Theologically, Green is a “neo-mystic,” one who draws his insights and vocabulary heavily from the Jewish mystical tradition, especially the Zohar and Hasidut. He is unabashedly a “panentheist,” treating (as many others have before him) the imagery of God as a person that dominates the Bible, Siddur, and many familiar Jewish texts as a symbolic construction, not to be taken literally. But, behind this symbol, he argues, is something very real – the mysterious, ineffable, yet experientially accessible unity of all Being that mystics of all faith traditions have recognized as the ground and source of our own being.

It is the consequences Green draws from this neo-mystical theology that I personally found most powerful and provocative in his thinking. His Judaism “clearly assert[s] the holiness of all life, seeing the face of God both in the uniqueness of each individual creature and in the underlying and mysterious unity of all” (p. 73). This leads Green to propose a bold and radical life-affirming universalist ethic of responsibility that also becomes a mission: it is our role as Jews to constitute “a human community in which God is present, in which that presence is felt from within and seen from without” (p. 131). Green does not shy away from translating this mandate into what he and others would label a “progressive” stance on a wide range of social and political issues. Further, Green asserts clearly that the work of making God manifest in the world is work we share with seekers from many other backgrounds and traditions, and argues, therefore, for an open and expansive understanding of who is part of our community. Green’s understanding of Torah’s message and Israel’s mission position these as a challenge and a foundation for searching self-criticism when we assess the realities of Jewish behavior in the world today, but also as a source of inspiration to take our place in the great journey of the unfolding of God in the world that culminates in what we call “redemption.”

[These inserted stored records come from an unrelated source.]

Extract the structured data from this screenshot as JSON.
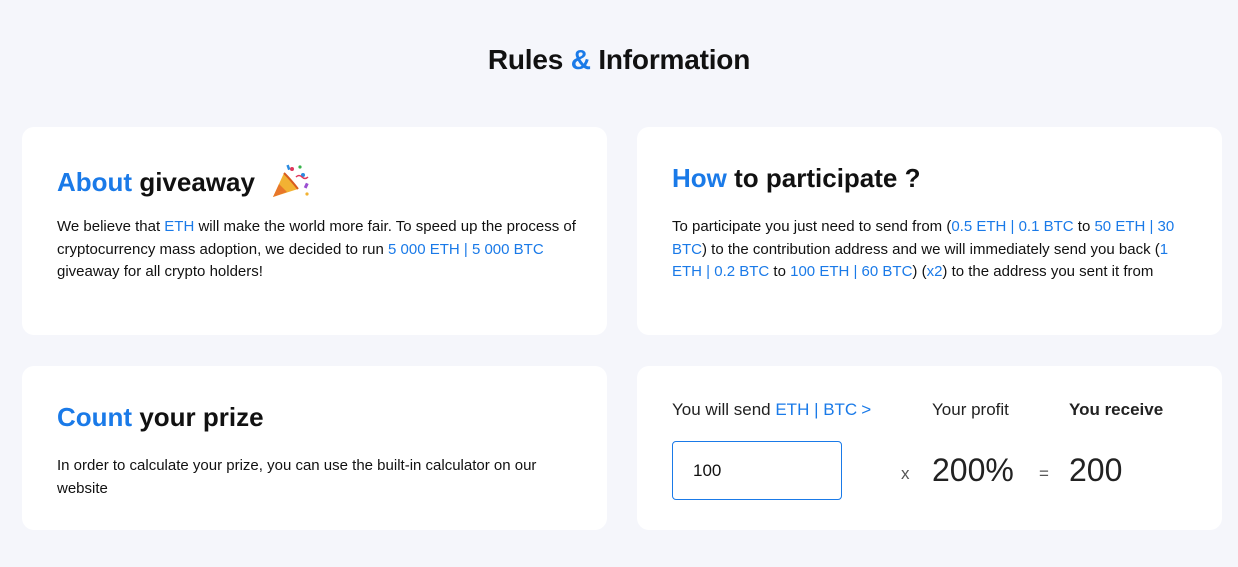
{
  "header": {
    "title_a": "Rules",
    "title_amp": "&",
    "title_b": "Information"
  },
  "about": {
    "title_blue": "About",
    "title_rest": "giveaway",
    "emoji_icon": "party-popper-icon",
    "text_1": "We believe that ",
    "text_eth": "ETH",
    "text_2": " will make the world more fair. To speed up the process of cryptocurrency mass adoption, we decided to run ",
    "text_amount": "5 000 ETH | 5 000 BTC",
    "text_3": " giveaway for all crypto holders!"
  },
  "how": {
    "title_blue": "How",
    "title_rest": "to participate ?",
    "t1": "To participate you just need to send from (",
    "b1": "0.5 ETH | 0.1 BTC",
    "t2": " to ",
    "b2": "50 ETH | 30 BTC",
    "t3": ") to the contribution address and we will immediately send you back (",
    "b3": "1 ETH | 0.2 BTC",
    "t4": " to ",
    "b4": "100 ETH | 60 BTC",
    "t5": ") (",
    "b5": "x2",
    "t6": ") to the address you sent it from"
  },
  "count": {
    "title_blue": "Count",
    "title_rest": "your prize",
    "text": "In order to calculate your prize, you can use the built-in calculator on our website"
  },
  "calculator": {
    "send_label": "You will send",
    "send_currency": "ETH | BTC",
    "send_chevron": ">",
    "profit_label": "Your profit",
    "receive_label": "You receive",
    "input_value": "100",
    "multiply_sign": "x",
    "profit_value": "200%",
    "equals_sign": "=",
    "receive_value": "200"
  },
  "colors": {
    "accent": "#1a7ae8",
    "background": "#f5f6fb",
    "card": "#ffffff"
  }
}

My aim in describing Rabbi Green’s “radical Judaism” is not to convince you to accept his views, especially since my extremely cursory summary does not come close to doing them justice. Rather, I focus on this book as one example (there are certainly others, e.g., the writings of Chief Rabbi Jonathan Sacks) that it is both possible and, I would argue, vital to write Jewish theology today that is both deeply rooted in classical Jewish sources and concepts and immediately relevant to the questions that are so central to our Jewish and Jewish education’s situation today: Why does any of what we’re teaching matter? And, when I’ve absorbed it all, when I’ve wrestled with the texts and learned what I can, what am I supposed to do?

Jewish education has to address these questions. The reason why theology is important for Jewish education, I believe Green would agree, is not because we need to learn how to talk about God, but because we need to respond to God, or to whatever it is we call the reality that asks us continually, “who are you; where are you?” I worry, frankly, that we are often so concerned with the what and how of Jewish learning, and all the issues that flow from these entirely legitimate questions, that we lose sight of the what for. Whether you like Green’s theology and the behavioral consequences he derives from it or not, his book is a stimulating reminder that Judaism is serious and wonderful stuff. Our job is to make sure that the Jewish education we provide does this magnificent tradition full justice.

Questions to consider and discuss:

What do we need to do to ensure that Jewish education helps learners address life’s most important questions? How can we translate and communicate the vocabulary of Jewish tradition so that it speaks to contemporary learners?